A friend in need
A friend in need
Washington Post: Barack Obama made clear Friday that the American automobile industry will have a friend in the White House starting Jan. 20. At his first post-election news conference, Obama, who had supported more federal aid for Detroit during the campaign, echoed talking points the industry has been using to seek more aid from Congress. He described carmaking as “the backbone of American manufacturing,” and noted that its current “hardship” extends to “countless suppliers, small businesses and communities throughout our nation who depend on a vibrant American auto industry.” Obama wants his aides to come up with new ideas “to help the auto industry adjust, weather the financial crisis, and succeed in producing fuel-efficient cars here in the United States.”
Hemorrhaging cash, Detroit wants an acceleration of an already approved $25 billion government loan to retool for greater fuel efficiency, plus $25 billion more to help the automakers ride out the financial crisis.
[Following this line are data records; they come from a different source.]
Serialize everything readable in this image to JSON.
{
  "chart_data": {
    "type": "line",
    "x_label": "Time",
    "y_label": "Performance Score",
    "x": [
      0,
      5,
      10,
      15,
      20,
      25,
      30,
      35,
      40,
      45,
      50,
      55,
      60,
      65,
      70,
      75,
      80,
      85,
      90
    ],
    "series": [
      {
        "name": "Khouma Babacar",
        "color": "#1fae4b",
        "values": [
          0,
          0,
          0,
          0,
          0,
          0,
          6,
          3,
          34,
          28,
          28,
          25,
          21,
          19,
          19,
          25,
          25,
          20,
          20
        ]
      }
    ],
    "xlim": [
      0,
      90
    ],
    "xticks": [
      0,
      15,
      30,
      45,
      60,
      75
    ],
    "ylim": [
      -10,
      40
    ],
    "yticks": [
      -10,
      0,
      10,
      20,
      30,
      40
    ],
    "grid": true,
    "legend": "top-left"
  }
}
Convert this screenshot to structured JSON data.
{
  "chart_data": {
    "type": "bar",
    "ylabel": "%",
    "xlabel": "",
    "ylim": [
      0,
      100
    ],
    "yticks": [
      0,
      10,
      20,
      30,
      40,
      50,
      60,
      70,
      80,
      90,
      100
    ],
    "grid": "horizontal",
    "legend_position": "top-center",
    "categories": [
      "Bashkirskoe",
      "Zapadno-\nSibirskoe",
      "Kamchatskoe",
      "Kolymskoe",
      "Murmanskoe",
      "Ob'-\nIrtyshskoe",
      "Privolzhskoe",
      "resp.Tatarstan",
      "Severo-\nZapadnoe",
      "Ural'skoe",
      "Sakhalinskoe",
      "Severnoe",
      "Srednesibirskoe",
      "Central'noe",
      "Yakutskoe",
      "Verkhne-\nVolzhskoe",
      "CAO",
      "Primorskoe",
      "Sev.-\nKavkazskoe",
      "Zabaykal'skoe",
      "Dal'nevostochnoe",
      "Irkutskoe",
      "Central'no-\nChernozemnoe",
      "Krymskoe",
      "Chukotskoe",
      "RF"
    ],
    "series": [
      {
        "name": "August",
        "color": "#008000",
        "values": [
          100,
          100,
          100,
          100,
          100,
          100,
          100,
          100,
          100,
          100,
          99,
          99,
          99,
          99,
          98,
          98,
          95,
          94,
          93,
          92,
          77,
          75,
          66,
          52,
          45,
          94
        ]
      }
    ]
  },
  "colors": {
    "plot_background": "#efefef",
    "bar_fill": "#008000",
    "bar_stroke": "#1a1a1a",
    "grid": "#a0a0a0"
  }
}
This would, indeed, be a bad time for a sudden shutdown of the industry. Still, the industry is no longer quite as pivotal to the American economy as it once was; and many other businesses are also hurting, including many whose workers make less than Detroit’s unionized workforce. Even with a bailout, U.S. carmakers will have to shed workers by the thousands.
A columnist’s view
Washington Post columnist Steven Pearlstein has suggested that these companies need to be reorganized top to bottom, through a kind of “prearranged” bankruptcy greased with federal aid: Under court direction, the firms would trim wages and benefits that far exceed those of non-union competitors, reduce the burden of pension payments, which stands at $90 billion over the next decade, and prune an outmoded network of 10,000 dealerships. Under such a scenario, existing shareholders would be wiped out, as shareholders of Bear Stearns were; creditors would be bought out at pennies on the dollar; and current management would go.
We doubt that this is the kind of rescue the car companies or the United Auto Workers have in mind, but it points to what should be an essential principle of any government charity.